As noted to do this properly you really need an HTML parser to extract the javascript and then a javascript parser to parse the javascript. A regex solution will never be 100% reliable BUT that said it is a great way to learn about regexes as you get to write a regex to do a task and then find out it does unexpected stuff!

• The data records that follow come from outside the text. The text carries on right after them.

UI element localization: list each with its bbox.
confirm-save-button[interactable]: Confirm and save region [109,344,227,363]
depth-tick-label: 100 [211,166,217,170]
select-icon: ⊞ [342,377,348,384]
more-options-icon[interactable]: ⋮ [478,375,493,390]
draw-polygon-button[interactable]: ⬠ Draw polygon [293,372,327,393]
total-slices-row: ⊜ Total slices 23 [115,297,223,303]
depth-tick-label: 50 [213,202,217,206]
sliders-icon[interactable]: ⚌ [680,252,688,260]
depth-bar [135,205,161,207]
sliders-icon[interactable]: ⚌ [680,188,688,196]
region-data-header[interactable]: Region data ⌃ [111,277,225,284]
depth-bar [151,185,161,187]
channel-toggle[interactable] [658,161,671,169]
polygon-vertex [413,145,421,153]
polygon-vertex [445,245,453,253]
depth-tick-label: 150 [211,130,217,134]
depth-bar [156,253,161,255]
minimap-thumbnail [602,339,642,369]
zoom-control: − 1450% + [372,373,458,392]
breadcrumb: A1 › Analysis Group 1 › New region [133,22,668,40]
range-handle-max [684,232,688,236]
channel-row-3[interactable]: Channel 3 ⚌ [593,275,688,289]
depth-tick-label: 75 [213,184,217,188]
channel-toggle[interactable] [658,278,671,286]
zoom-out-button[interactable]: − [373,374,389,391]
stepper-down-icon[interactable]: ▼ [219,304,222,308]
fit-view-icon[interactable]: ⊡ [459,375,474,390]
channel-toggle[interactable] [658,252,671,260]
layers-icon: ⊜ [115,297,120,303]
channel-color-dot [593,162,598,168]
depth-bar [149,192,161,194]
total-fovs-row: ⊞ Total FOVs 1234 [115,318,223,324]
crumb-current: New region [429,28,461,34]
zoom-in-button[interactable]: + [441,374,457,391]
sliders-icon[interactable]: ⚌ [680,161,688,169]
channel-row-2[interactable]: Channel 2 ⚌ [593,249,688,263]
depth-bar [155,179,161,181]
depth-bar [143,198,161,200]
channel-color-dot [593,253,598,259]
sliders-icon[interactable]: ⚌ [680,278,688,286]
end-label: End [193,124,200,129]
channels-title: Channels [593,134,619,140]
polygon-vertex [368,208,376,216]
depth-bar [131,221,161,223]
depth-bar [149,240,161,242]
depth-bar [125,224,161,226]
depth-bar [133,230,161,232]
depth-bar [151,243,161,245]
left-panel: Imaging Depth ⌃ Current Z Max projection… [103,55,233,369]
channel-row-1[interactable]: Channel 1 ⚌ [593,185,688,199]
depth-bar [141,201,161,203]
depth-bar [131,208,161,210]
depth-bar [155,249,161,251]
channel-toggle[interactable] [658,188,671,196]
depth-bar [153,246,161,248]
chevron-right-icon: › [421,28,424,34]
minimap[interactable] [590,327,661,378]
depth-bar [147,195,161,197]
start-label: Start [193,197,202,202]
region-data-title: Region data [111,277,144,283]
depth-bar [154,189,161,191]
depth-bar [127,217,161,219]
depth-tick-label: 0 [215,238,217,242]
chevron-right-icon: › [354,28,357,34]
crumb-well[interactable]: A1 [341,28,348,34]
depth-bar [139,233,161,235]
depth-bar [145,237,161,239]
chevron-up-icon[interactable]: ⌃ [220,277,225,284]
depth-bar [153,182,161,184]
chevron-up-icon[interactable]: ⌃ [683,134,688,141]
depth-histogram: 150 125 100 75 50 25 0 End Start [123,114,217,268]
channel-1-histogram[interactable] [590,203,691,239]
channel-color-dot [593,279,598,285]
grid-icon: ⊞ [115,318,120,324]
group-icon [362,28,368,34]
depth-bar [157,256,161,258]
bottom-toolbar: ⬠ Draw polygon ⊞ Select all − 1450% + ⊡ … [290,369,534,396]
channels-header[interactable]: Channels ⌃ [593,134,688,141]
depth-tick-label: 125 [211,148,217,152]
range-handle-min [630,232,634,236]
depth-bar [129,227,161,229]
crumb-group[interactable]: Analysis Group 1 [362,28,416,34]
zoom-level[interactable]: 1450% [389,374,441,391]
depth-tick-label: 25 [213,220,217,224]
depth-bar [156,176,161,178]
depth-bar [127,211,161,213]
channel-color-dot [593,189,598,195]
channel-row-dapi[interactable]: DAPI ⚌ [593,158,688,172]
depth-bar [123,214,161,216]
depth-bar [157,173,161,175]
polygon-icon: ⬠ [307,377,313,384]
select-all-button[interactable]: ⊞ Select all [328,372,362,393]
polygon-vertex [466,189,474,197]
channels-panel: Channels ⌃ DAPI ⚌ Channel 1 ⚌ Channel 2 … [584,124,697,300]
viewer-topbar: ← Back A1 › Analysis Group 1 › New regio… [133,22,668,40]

perlre is the reference to regexes. Although s/this/that/ is the usual format ie using / to delimit the regex you can in fact use just about anything. When you have / symbols to match you either use a different delimiter of you have to escape the / symbols in the regex with a \ so \/ means match /. Compare the readability of:

$str =~ s/http:\/\///g; # and $str =~ s|http://||g; $str =~ s#http://##g; $str =~ s!http://!!g;

The first example is a bit harder to read due to the escapes. At least it is to me. Unfortunately the * char is a regex wildcard so you will still need to escape that. To get you started try:

$str =~ s!(/\*[^/]+\*/)!>>>> \1 <<<<!g; # /* comments */ $str =~ s!(\s//[^/\n]+)!>>>> \1 <<<<!g; # // comments print $str;

There will be plenty of edge cases not handled by this code but you can have a great learning experience trying to fix them without breaking other things! The () in the match section just allow you to explicity see what has happened as we capture the match and do some funky ascii highlighting in the replace section. To strip you just replace with nothing and don't need to capture but first you need to see what is happening. For debugging you may like to use:

$str =~ s!(fancy re here)! print "$1\n"; "" !ge;

That way when you run the code on a file you get the comments stripped but also printed to STDOUT so you can watch and make sure all the stuff that is going looks like comments!

Welcome to Perl, hope you have fun and it helps you to get the job done.